Optional Federalist Legislation? A Victory for Town Hallers
By Bernie Quigley
- for The Hill on 10/27/09
After discussing health care longer than it took the Founding Fathers to form the republic, Senate Majority Leader Harry Reid this week sanctioned an idea which could likewise have historic consequences: Optional federal legislation; a provision with details yet undisclosed that allows the states to opt out of the public plan. This brings first to mind the fateful days of 1832 when South Carolina likewise interpreted federal mandates to be optional. It was forbidden then by President Andrew Jackson who threatened to hang the offenders. But state sovereignty is apparently being welcomed back today by Reid. This is a first material victory for the so-called Tenth Amendment movement; those who have gathered at Tea Parties and Town Hall happenings since President Obama first proposed the vast and unprecedented deficit spending which threatens today the dollar and America’s health, wealth, welfare and prestige and position in the world.
And it occurs at a critical moment; a moment when Republicans are ready to stop playing in the sand and cross the river to the new century. The race in the New York special election brings a critical beginning. As The Hill reports: “Minnesota Gov. Tim Pawlenty became the latest Republican to buck his own party Monday, wading into a New York special election to offer support for Conservative Party nominee Doug Hoffman instead of the GOP nominee.” Pawlenty, who expects to run for President in 2012, followed the initiative of former Alaskan governor Sarah Palin, the first major figure to cross over.
This is popping up now here, there and everywhere among the learned and well washed. The venerable Lamar Alexander, Senator from Tennessee, is rethinking his stance on fuel standards after listening to the feisty and innovative young firebrand Susan Lynn of the Tennessee General Assembly. And today, the influential conservative commentator William Kristol writes in the Washington Post, it is a good time to be a conservative but the party is changing fast.

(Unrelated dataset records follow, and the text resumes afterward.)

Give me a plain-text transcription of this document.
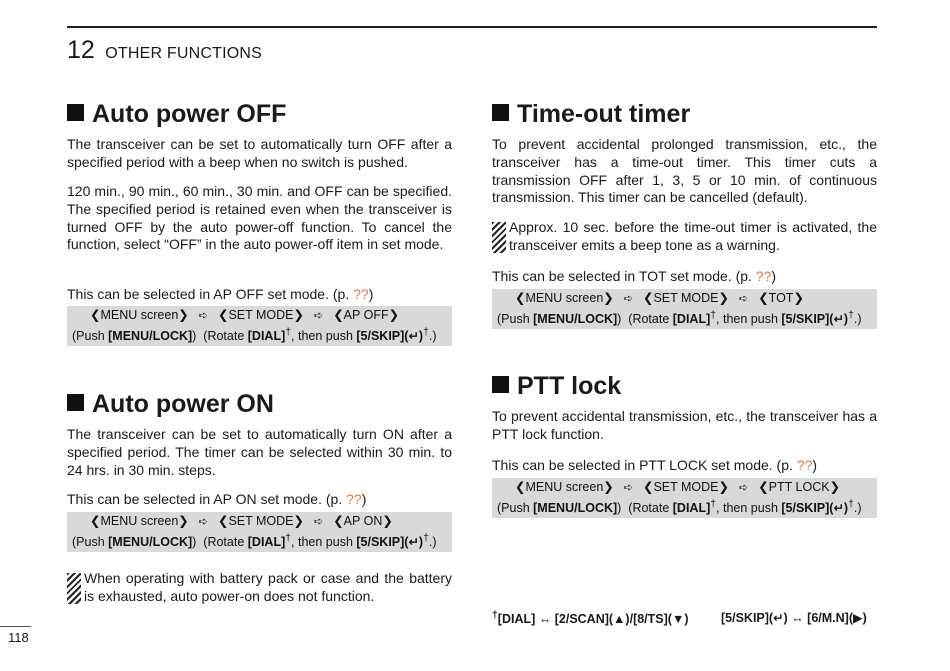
12 OTHER FUNCTIONS
Auto power OFF

The transceiver can be set to automatically turn OFF after a specified period with a beep when no switch is pushed.

120 min., 90 min., 60 min., 30 min. and OFF can be specified. The specified period is retained even when the transceiver is turned OFF by the auto power-off function. To cancel the function, select “OFF” in the auto power-off item in set mode.

This can be selected in AP OFF set mode. (p. ??)

❮MENU screen❯ ➪ ❮SET MODE❯ ➪ ❮AP OFF❯
(Push [MENU/LOCK]) (Rotate [DIAL]†, then push [5/SKIP](↵)†.)
Auto power ON

The transceiver can be set to automatically turn ON after a specified period. The timer can be selected within 30 min. to 24 hrs. in 30 min. steps.

This can be selected in AP ON set mode. (p. ??)

❮MENU screen❯ ➪ ❮SET MODE❯ ➪ ❮AP ON❯
(Push [MENU/LOCK]) (Rotate [DIAL]†, then push [5/SKIP](↵)†.)
When operating with battery pack or case and the battery is exhausted, auto power-on does not function.
Time-out timer

To prevent accidental prolonged transmission, etc., the transceiver has a time-out timer. This timer cuts a transmission OFF after 1, 3, 5 or 10 min. of continuous transmission. This timer can be cancelled (default).

Approx. 10 sec. before the time-out timer is activated, the transceiver emits a beep tone as a warning.

This can be selected in TOT set mode. (p. ??)

❮MENU screen❯ ➪ ❮SET MODE❯ ➪ ❮TOT❯
(Push [MENU/LOCK]) (Rotate [DIAL]†, then push [5/SKIP](↵)†.)
PTT lock

To prevent accidental transmission, etc., the transceiver has a PTT lock function.

This can be selected in PTT LOCK set mode. (p. ??)

❮MENU screen❯ ➪ ❮SET MODE❯ ➪ ❮PTT LOCK❯
(Push [MENU/LOCK]) (Rotate [DIAL]†, then push [5/SKIP](↵)†.)
†[DIAL] ↔ [2/SCAN](▲)/[8/TS](▼)	[5/SKIP](↵) ↔ [6/M.N](▶)
118
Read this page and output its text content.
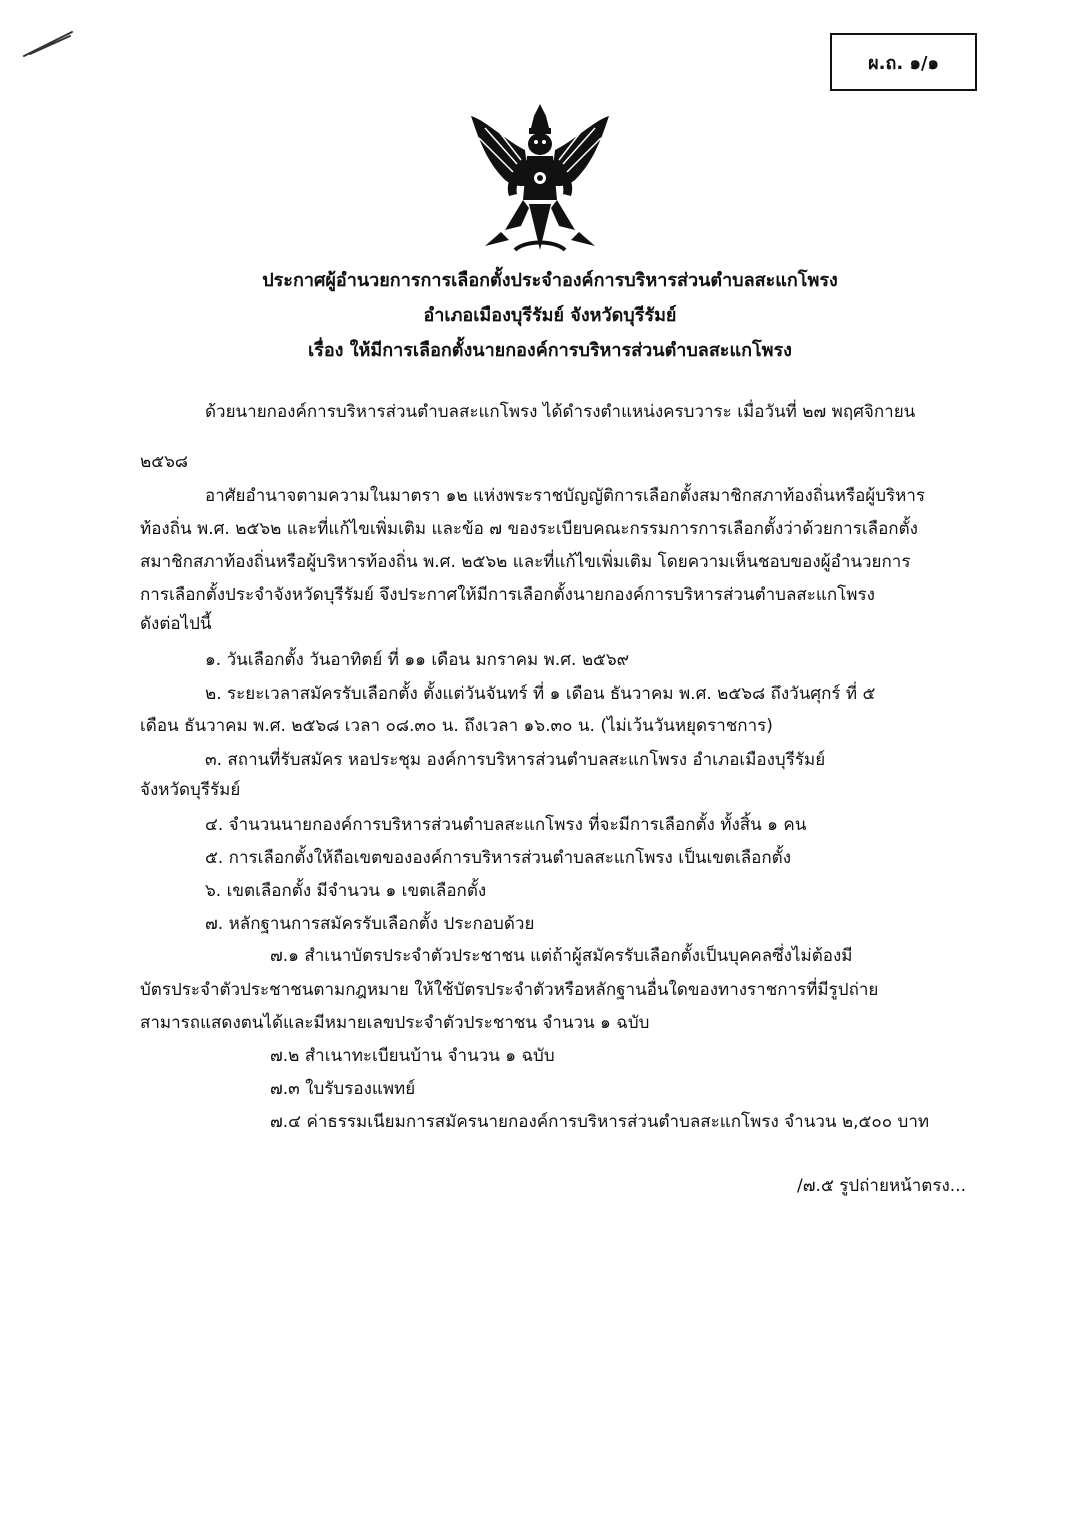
ผ.ถ. ๑/๑
ประกาศผู้อำนวยการการเลือกตั้งประจำองค์การบริหารส่วนตำบลสะแกโพรง
อำเภอเมืองบุรีรัมย์ จังหวัดบุรีรัมย์
เรื่อง ให้มีการเลือกตั้งนายกองค์การบริหารส่วนตำบลสะแกโพรง
ด้วยนายกองค์การบริหารส่วนตำบลสะแกโพรง ได้ดำรงตำแหน่งครบวาระ เมื่อวันที่ ๒๗ พฤศจิกายน
๒๕๖๘
อาศัยอำนาจตามความในมาตรา ๑๒ แห่งพระราชบัญญัติการเลือกตั้งสมาชิกสภาท้องถิ่นหรือผู้บริหาร
ท้องถิ่น พ.ศ. ๒๕๖๒ และที่แก้ไขเพิ่มเติม และข้อ ๗ ของระเบียบคณะกรรมการการเลือกตั้งว่าด้วยการเลือกตั้ง
สมาชิกสภาท้องถิ่นหรือผู้บริหารท้องถิ่น พ.ศ. ๒๕๖๒ และที่แก้ไขเพิ่มเติม โดยความเห็นชอบของผู้อำนวยการ
การเลือกตั้งประจำจังหวัดบุรีรัมย์ จึงประกาศให้มีการเลือกตั้งนายกองค์การบริหารส่วนตำบลสะแกโพรง
ดังต่อไปนี้
๑. วันเลือกตั้ง วันอาทิตย์ ที่ ๑๑ เดือน มกราคม พ.ศ. ๒๕๖๙
๒. ระยะเวลาสมัครรับเลือกตั้ง ตั้งแต่วันจันทร์ ที่ ๑ เดือน ธันวาคม พ.ศ. ๒๕๖๘ ถึงวันศุกร์ ที่ ๕
เดือน ธันวาคม พ.ศ. ๒๕๖๘ เวลา ๐๘.๓๐ น. ถึงเวลา ๑๖.๓๐ น. (ไม่เว้นวันหยุดราชการ)
๓. สถานที่รับสมัคร หอประชุม องค์การบริหารส่วนตำบลสะแกโพรง อำเภอเมืองบุรีรัมย์
จังหวัดบุรีรัมย์
๔. จำนวนนายกองค์การบริหารส่วนตำบลสะแกโพรง ที่จะมีการเลือกตั้ง ทั้งสิ้น ๑ คน
๕. การเลือกตั้งให้ถือเขตขององค์การบริหารส่วนตำบลสะแกโพรง เป็นเขตเลือกตั้ง
๖. เขตเลือกตั้ง มีจำนวน ๑ เขตเลือกตั้ง
๗. หลักฐานการสมัครรับเลือกตั้ง ประกอบด้วย
๗.๑ สำเนาบัตรประจำตัวประชาชน แต่ถ้าผู้สมัครรับเลือกตั้งเป็นบุคคลซึ่งไม่ต้องมี
บัตรประจำตัวประชาชนตามกฎหมาย ให้ใช้บัตรประจำตัวหรือหลักฐานอื่นใดของทางราชการที่มีรูปถ่าย
สามารถแสดงตนได้และมีหมายเลขประจำตัวประชาชน จำนวน ๑ ฉบับ
๗.๒ สำเนาทะเบียนบ้าน จำนวน ๑ ฉบับ
๗.๓ ใบรับรองแพทย์
๗.๔ ค่าธรรมเนียมการสมัครนายกองค์การบริหารส่วนตำบลสะแกโพรง จำนวน ๒,๕๐๐ บาท
/๗.๕ รูปถ่ายหน้าตรง...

“The center of gravity, I suspect, will instead lie with individuals such as Palin and Huckabee and Gingrich, media personalities like Glenn Beck and Rush Limbaugh, and activists at town halls and tea parties,” he writes. “Some will lament this -- but over the past year, as those voices have dominated, conservatism has done pretty well in the body politic, and Republicans have narrowed the gap with Democrats in test ballots.”

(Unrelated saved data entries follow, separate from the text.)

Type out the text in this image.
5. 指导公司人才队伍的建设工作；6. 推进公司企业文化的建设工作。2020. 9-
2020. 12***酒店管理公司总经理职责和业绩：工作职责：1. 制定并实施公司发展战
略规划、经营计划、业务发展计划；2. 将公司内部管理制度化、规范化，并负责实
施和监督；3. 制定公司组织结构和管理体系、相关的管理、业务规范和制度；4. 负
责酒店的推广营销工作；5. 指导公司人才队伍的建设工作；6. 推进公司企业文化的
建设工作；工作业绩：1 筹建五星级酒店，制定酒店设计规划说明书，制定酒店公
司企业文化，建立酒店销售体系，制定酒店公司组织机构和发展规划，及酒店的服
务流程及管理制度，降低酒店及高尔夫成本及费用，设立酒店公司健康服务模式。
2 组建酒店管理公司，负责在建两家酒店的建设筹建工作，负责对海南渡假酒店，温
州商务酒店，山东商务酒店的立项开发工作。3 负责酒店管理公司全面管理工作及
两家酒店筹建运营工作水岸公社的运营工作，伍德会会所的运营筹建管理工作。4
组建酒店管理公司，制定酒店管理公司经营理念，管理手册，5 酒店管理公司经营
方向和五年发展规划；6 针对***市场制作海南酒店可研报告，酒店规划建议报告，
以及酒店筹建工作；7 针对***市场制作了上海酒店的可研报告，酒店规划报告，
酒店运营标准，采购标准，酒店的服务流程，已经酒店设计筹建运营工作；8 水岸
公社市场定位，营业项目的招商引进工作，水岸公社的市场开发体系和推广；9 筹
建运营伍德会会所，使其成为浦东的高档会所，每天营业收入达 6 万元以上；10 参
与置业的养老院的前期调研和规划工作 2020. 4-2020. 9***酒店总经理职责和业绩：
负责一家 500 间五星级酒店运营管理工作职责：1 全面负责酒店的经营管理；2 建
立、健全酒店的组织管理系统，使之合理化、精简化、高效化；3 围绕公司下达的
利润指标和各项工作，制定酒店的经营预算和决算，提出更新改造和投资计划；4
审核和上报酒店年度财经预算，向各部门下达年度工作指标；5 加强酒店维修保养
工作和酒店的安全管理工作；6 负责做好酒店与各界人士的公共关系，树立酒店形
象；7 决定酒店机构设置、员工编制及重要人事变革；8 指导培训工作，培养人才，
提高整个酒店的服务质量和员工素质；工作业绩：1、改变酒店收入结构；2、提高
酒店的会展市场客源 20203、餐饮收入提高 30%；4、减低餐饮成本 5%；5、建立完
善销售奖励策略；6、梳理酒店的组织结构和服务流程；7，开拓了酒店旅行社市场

Wall Street Journal’s venerable Peggy Noonan saw it coming when she wrote in her column in June, 2006: “Something's happening. I have a feeling we're at some new beginning, that a big breakup's coming, and that though it isn't and will not be immediately apparent, we'll someday look back on this era as the time when a shift began.” She may not like it now as she was first to raise her voice against Sarah Palin and the new Jacksonian voices rising in the heartland, but she was right then.
There doesn’t necessarily need to be a change of party, but there does need to be a change in sensibility. That time of change could be now. The mid 1800s was a wild and rustic time in America; a time of creative change. Our time resembles that time in many ways and has since the 1960s. Nothing is so volatile as a new idea. We could be seeing a youthful, conservative party rise now to challenge what Jeb Bush the other day called a party of “old white guys.” Two parties of old white guys. And not to leave out Hillary, Speaker Nancy Pelosi and Barney Frank, “old white guys” of every sex, creed, color and sexual orientation.